At the same time, as I also incessantly stress, most retirees depend on Social Security and Medicare and can’t afford benefit cuts.  So that means that any cuts should a) come from squeezing out the known inefficiencies from the delivery side of health care system (our current system rewards providers for quantity over quality), b) not target economically vulnerable individuals.  As a rule, I’d avoid further raising eligibility ages in both programs.

So let us run these criteria by the ideas on the table.  The President’s $350 billion or so in mostly Medicare cuts (it’s harder to find cuts in Medicaid that meet the above conditions) are mostly from ‘a’ above, things like incentivizing efficient hospital care and using Medicare’s clout to bargain for cheaper drug prices in Part D.  But he also suggests increasing premiums on parts B and D on high income beneficiaries.
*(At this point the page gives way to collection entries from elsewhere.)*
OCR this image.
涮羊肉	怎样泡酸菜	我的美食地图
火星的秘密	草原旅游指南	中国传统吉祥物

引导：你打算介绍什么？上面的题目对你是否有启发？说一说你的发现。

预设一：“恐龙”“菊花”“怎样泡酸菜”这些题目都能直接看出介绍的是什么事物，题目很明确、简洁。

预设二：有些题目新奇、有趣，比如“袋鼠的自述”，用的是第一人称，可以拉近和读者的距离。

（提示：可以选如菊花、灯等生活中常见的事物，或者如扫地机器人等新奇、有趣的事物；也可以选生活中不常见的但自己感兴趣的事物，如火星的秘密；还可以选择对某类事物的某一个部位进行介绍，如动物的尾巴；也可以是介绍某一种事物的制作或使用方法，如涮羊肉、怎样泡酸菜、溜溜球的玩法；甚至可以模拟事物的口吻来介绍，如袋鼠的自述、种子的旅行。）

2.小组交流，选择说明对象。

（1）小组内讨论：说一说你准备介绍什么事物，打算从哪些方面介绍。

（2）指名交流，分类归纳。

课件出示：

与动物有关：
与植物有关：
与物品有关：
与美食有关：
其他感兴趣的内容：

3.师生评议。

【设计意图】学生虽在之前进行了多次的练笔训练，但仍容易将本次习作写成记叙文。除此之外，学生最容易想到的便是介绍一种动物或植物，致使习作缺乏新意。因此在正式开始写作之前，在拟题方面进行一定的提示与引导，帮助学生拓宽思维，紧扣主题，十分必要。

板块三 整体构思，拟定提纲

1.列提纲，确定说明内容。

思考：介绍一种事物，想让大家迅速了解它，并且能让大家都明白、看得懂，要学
In fact, some of this is kind of baked in the cake with new taxes starting next year: an additional HI payroll tax of 0.9% on earnings above $250,000 and an ACA measure that taxes unearned income at 3.8% to support Medicare.  I suspect critics of means-testing entitlements feel better about that, but to me they’re pretty close and reasonable policy measures, IMHO.

As per Social Security, this post has a list of fixes to close the funding gap.  Clearly, in an era of much higher wage inequality, raising the maximum earnings threshold makes sense as a larger share of earnings is over the cap (why this fix has gotten lost in the recent debate is an important question for the program’s advocates).  I like the Domenici/Rivlen idea to gradually apply the payroll tax to employer-provided health care benefits.  Rather than means-testing, I’d support a lowering in the “bend-points” affecting the wealthiest beneficiaries, but we must be guided here by the fact that for a large majority of retirees, Social Security is their main source of income.  It’s true that Warren Buffet doesn’t need Social Security.  But that shouldn’t guide policy.

My views on the chained-CPI—a benefit cut—are here.  I support the change—it’s a more accurate measure of price growth (though a chained index for the elderly would be better), and I’m sure it’s coming, so I want to get something for it.  That ‘something’ is an offset from the benefit cut for poor, old elderly.  But I agree, and stress in the post, that there are reasons to be nervous about the change.

So, there you are.  I’m sure many disagree and I’m happy to have constructive arguments about all of the above.  There’s a lot of nuance here, I think, and I know—my bad—it sometimes gets lost on TV.  Often, I’m trying to emulate balance and compromise, which as both a Buddhist and policy wonk, I highly value and believe are very much missing in today’s debates.

But I know that I sometimes push them too far in ways that are inconsistent with my values and those of many of my readers and listeners.  Clearly, in trying to be too balanced, one can be imbalanced.  We are all works in progress.